The following tables provide details on how goal metrics and other metrics are calculated.

Goal metrics

Metric Description
Crash-free users The percentage of users who have not encountered errors in your app that were detected by the Firebase Crashlytics SDK during the experiment.
Estimated ad revenue Estimated ad earnings.
Estimated total revenue Combined value for purchase and estimated ad revenues.
Purchase revenue Combined value for all purchase and in_app_purchase events.
Retention (1 day) The number of users who return to your app on a daily basis.
Retention (2-3 days) The number of users who return to your app within 2-3 days.
Retention (4-7 days) The number of users who return to your app within 4-7 days.
Retention (8-14 days) The number of users who return to your app within 8-14 days.
Retention (15+ days) The number of users who return to your app 15 or more days after they last used it.
first_open An Analytics event that triggers when a user first opens an app after installing or reinstalling it. Used as part of a conversion funnel.

Other metrics

Metric Description
notification_dismiss An Analytics event that triggers when a notification sent by the Notifications composer is dismissed (Android only).
notification_receive An Analytics event that triggers when a notification sent by the Notifications composer is received while the app is in the background (Android only).
os_update An Analytics event that tracks when the device operating system is updated to a new version.To learn more, see Automatically collected events.
screen_view An Analytics event that tracks screens viewed within your app. To learn more, see Track Screenviews.
session_start An Analytics event that counts user sessions in your app. To learn more, see Automatically collected events.

BigQuery data export

You can access all analytics data related to your A/B tests in BigQuery. BigQuery lets you analyze the data using BigQuery SQL, export it to another cloud provider, or use the data for your custom ML models. See Link BigQuery to Firebase for more information.

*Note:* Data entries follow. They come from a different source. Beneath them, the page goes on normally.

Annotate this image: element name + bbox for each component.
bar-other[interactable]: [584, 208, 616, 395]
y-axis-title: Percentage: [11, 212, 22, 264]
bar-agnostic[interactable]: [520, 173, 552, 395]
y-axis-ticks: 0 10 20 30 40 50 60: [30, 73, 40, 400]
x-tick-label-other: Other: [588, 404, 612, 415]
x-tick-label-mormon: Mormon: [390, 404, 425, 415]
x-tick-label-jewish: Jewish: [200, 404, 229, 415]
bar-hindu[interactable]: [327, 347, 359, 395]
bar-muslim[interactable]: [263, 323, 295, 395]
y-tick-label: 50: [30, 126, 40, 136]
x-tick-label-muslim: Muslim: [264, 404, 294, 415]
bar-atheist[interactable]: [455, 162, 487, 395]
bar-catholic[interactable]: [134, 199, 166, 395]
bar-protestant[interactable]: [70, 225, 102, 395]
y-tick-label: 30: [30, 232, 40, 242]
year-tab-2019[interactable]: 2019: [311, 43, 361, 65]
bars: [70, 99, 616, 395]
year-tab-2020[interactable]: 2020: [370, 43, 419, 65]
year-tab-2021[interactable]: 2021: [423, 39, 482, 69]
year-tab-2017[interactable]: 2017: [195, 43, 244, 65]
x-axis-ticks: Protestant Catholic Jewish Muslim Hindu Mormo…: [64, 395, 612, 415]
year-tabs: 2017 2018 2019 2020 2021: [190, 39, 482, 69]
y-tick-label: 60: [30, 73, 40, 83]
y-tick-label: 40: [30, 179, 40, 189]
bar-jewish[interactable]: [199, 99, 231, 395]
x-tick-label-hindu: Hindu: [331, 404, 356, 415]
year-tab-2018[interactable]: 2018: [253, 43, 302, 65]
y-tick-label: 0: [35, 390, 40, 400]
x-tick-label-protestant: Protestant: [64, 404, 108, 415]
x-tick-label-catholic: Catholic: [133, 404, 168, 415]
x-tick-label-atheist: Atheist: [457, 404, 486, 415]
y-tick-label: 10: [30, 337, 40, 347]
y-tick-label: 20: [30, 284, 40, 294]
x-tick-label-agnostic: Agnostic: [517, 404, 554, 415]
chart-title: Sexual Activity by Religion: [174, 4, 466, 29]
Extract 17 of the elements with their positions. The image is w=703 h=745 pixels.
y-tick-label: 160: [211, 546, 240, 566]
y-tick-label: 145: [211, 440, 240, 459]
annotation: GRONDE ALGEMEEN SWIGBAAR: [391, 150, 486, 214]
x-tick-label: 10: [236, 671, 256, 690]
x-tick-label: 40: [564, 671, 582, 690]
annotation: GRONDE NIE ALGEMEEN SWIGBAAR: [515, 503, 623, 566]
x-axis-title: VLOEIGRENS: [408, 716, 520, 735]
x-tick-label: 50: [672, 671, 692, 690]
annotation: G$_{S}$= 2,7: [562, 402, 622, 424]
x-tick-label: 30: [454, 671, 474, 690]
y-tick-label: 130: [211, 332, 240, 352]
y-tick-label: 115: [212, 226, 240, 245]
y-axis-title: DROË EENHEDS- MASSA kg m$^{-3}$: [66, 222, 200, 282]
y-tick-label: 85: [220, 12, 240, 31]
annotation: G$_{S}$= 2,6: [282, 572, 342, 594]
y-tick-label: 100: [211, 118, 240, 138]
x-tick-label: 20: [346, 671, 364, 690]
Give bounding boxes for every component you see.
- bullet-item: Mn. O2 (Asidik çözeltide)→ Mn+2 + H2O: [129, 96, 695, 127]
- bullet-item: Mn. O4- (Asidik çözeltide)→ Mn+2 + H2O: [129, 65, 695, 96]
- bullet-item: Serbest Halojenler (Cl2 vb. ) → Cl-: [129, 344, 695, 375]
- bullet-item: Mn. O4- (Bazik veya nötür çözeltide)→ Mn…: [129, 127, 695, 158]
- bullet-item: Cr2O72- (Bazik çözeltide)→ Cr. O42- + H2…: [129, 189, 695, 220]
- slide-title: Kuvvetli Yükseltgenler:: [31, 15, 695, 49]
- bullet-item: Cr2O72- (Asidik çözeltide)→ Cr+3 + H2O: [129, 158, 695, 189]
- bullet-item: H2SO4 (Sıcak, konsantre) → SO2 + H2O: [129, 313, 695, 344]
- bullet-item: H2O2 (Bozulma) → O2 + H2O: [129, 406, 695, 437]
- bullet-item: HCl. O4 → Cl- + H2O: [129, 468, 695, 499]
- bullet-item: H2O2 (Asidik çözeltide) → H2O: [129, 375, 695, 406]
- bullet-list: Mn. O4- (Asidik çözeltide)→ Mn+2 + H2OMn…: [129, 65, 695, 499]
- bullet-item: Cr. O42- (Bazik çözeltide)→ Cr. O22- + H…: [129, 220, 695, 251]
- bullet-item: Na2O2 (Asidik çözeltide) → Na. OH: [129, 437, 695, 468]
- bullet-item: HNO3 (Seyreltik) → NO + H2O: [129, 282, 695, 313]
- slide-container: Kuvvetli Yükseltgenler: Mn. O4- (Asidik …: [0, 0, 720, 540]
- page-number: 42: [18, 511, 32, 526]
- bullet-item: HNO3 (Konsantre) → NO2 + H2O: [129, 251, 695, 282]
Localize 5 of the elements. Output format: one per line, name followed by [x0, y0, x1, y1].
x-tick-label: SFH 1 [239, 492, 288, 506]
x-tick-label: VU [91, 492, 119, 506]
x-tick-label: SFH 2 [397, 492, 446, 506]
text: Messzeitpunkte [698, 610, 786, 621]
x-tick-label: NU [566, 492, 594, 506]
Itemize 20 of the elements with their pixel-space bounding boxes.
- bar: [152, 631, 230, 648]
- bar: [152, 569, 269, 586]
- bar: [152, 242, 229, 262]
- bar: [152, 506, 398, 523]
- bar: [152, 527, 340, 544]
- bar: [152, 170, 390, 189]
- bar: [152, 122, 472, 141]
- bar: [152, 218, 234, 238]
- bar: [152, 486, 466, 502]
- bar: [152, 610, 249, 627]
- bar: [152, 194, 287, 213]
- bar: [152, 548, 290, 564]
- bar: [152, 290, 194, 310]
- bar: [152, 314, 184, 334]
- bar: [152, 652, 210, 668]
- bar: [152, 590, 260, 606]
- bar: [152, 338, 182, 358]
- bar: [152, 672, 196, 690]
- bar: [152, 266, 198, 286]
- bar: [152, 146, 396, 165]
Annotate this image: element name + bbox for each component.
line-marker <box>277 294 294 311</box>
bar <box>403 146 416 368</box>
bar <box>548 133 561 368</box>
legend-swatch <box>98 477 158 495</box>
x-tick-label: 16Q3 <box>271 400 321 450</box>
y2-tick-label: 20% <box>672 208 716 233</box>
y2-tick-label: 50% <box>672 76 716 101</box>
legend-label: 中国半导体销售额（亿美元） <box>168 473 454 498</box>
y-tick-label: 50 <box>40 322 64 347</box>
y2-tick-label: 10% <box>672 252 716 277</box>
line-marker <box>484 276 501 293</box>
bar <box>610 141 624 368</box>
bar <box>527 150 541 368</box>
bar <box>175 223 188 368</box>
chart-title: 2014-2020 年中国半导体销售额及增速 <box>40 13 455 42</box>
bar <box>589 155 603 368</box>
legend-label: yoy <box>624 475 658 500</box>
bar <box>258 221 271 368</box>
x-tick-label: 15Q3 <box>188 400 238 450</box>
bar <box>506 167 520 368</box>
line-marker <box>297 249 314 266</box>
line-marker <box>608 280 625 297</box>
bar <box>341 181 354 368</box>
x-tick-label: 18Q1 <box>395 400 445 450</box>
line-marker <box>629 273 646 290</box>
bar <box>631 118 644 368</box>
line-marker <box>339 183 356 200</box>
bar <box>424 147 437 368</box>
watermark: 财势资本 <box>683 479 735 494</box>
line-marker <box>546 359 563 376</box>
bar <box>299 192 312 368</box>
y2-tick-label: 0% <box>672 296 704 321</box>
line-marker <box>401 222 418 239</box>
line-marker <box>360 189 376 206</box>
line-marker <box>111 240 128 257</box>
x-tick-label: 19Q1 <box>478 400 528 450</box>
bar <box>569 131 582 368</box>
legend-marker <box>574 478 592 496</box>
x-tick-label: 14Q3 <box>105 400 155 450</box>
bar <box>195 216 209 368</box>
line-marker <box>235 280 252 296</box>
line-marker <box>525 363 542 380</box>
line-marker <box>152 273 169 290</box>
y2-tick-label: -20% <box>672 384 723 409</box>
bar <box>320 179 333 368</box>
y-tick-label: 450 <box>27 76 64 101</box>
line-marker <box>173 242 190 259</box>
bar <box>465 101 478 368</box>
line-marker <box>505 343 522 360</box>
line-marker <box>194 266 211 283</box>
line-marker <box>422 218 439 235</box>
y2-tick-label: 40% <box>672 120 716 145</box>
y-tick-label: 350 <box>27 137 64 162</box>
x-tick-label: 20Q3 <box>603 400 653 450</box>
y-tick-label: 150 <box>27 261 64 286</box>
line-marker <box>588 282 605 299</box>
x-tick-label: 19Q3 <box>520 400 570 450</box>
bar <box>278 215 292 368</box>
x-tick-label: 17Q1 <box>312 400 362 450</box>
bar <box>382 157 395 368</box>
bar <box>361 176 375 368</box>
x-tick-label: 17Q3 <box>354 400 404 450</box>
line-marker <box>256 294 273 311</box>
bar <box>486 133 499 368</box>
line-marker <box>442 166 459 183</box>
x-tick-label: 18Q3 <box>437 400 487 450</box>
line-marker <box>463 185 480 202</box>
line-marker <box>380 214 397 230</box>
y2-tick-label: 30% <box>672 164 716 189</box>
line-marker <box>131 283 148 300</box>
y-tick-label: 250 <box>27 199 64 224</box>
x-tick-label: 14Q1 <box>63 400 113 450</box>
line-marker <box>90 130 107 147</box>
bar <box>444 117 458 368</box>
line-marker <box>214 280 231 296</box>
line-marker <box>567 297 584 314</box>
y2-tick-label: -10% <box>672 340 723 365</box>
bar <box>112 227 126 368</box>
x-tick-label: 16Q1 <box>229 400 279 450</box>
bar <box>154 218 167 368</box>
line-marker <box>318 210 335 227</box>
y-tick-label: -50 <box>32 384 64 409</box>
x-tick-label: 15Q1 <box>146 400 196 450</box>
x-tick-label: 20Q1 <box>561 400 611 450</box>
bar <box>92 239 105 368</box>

To take full advantage of BigQuery data export, Firebase projects should adopt the "Blaze" pay-as-you-go pricing plan. BigQuery charges for storing data, streaming inserts, and querying data. Loading and exporting data are no-cost. See BigQuery Pricing, or the BigQuery sandbox for more information.

To get started, make sure that your Firebase project is linked to BigQuery. Select Settings > Project Settings from the left navigation menu, then select Integrations > BigQuery > Link. This page displays options to perform BiqQuery analytics data export for all apps in the project.

To query analytics data for an experiment:

  1. From your active experiments list, select the experiment to open the experiment results page.
  2. From the context menu in the Experiment overview pane, select Query experiment data (this option is not available for projects on the no-cost tier) .

    This opens the BigQuery console's query composer with an auto-generated example query of experiment data preloaded for your review. In this query, your experiment is encoded as a user property with the experiment name in the key and the experiment variant in the value.

  3. In the query composer, select Run query. Results are displayed in the lower pane.

Note that, because Firebase data in BigQuery is updated only once daily, the data available in the experiment page may be more up to date than the data available in the BigQuery console.